Alors à quoi joue-t-on ? Du FMI, où Christine Lagarde appelle -une gravité de plomb dans la voix- à une « recapitalisation urgente » des banques européennes exposées à un éventuel défaut de paiement de la Grèce, au gouvernement allemand dont le ministre de l’Economie laisse entendre que l’option d’une « insolvabilité organisée » de la Grèce, voire sa sortie de la zone euro sont des options possibles, pourquoi ajouter de l’angoisse à la fébrilité quand on sait :

1/ que les banques, nouvelles réglementations obligent, ont les réserves leur permettant de faire face, pour le moment ;

2/ que la zone euro ne peut pas se permettre de lâcher la Grèce ;

3/ que dès le début de cette crise, de plan de sauvetage en plan de sauvetage, on a toujours su que les Grecs ne pourraient pas rembourser et que leurs créanciers devraient renoncer à une partie de leur argent.

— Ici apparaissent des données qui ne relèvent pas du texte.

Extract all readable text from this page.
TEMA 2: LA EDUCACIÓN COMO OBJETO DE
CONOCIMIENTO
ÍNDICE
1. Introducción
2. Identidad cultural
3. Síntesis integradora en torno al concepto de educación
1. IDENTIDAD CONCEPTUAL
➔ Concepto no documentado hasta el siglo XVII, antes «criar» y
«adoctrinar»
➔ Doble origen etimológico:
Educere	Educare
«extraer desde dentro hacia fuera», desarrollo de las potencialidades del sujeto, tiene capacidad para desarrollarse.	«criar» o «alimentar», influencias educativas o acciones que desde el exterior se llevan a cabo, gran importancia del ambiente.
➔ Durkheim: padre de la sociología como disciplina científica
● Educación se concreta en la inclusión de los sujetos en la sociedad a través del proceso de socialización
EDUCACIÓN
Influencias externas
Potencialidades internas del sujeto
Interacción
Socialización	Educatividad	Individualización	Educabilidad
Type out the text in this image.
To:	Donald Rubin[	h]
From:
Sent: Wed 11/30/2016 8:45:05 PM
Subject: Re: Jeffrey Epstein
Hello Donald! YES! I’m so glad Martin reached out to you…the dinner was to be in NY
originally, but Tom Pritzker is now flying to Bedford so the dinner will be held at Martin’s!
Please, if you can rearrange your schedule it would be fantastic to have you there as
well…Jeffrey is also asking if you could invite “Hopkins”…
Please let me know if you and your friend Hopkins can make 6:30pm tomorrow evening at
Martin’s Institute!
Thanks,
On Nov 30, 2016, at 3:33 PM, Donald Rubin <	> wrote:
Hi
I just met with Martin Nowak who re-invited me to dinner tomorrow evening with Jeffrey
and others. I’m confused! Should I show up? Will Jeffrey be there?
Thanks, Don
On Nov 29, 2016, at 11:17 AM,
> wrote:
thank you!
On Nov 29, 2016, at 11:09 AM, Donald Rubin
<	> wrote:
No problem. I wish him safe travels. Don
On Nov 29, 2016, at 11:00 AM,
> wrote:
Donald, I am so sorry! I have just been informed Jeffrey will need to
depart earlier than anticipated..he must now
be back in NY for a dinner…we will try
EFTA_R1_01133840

Ajoutez à cela le soutien de la Banque Centrale Européenne, qui rachète à tour de bras de la dette souveraine d’états membres de la zone euro en difficulté, les plans d’austérité, plus drastiques les uns que les autres et la sensibilité des spéculateurs, sur les marchés, au moindre éternuement de l’Europe et l’on comprend mal pourquoi, au plus haut niveau des institutions de la zone euro, certains semblent s’ingénier à aggraver la situation par des déclarations exagérément alarmistes. Une façon de justifier aux yeux des Grecs ou des Italiens, et demain des Espagnols ou des Français, la dureté de mesures censées réduire l’endettement public et nous mettre sur la route de la vertu budgétaire ? Une manœuvre pour affoler les détenteurs de dette grecque et les inciter à s’en débarrasser à bas prix, avec pour effet mécanique un allègement de la contrainte de la charge de cette dette sur la Grèce ? Un moyen de pression sur les banques, créancières de la Grèce, pour qu’elles se montrent plus souples à l’égard de leur obligée ?

Les Grecsn, pendant ce temps, figurants involontaires d’une pièce de théâtre dont les ficelles sont tirées de très haut, regardent débiter en tranche leur pays.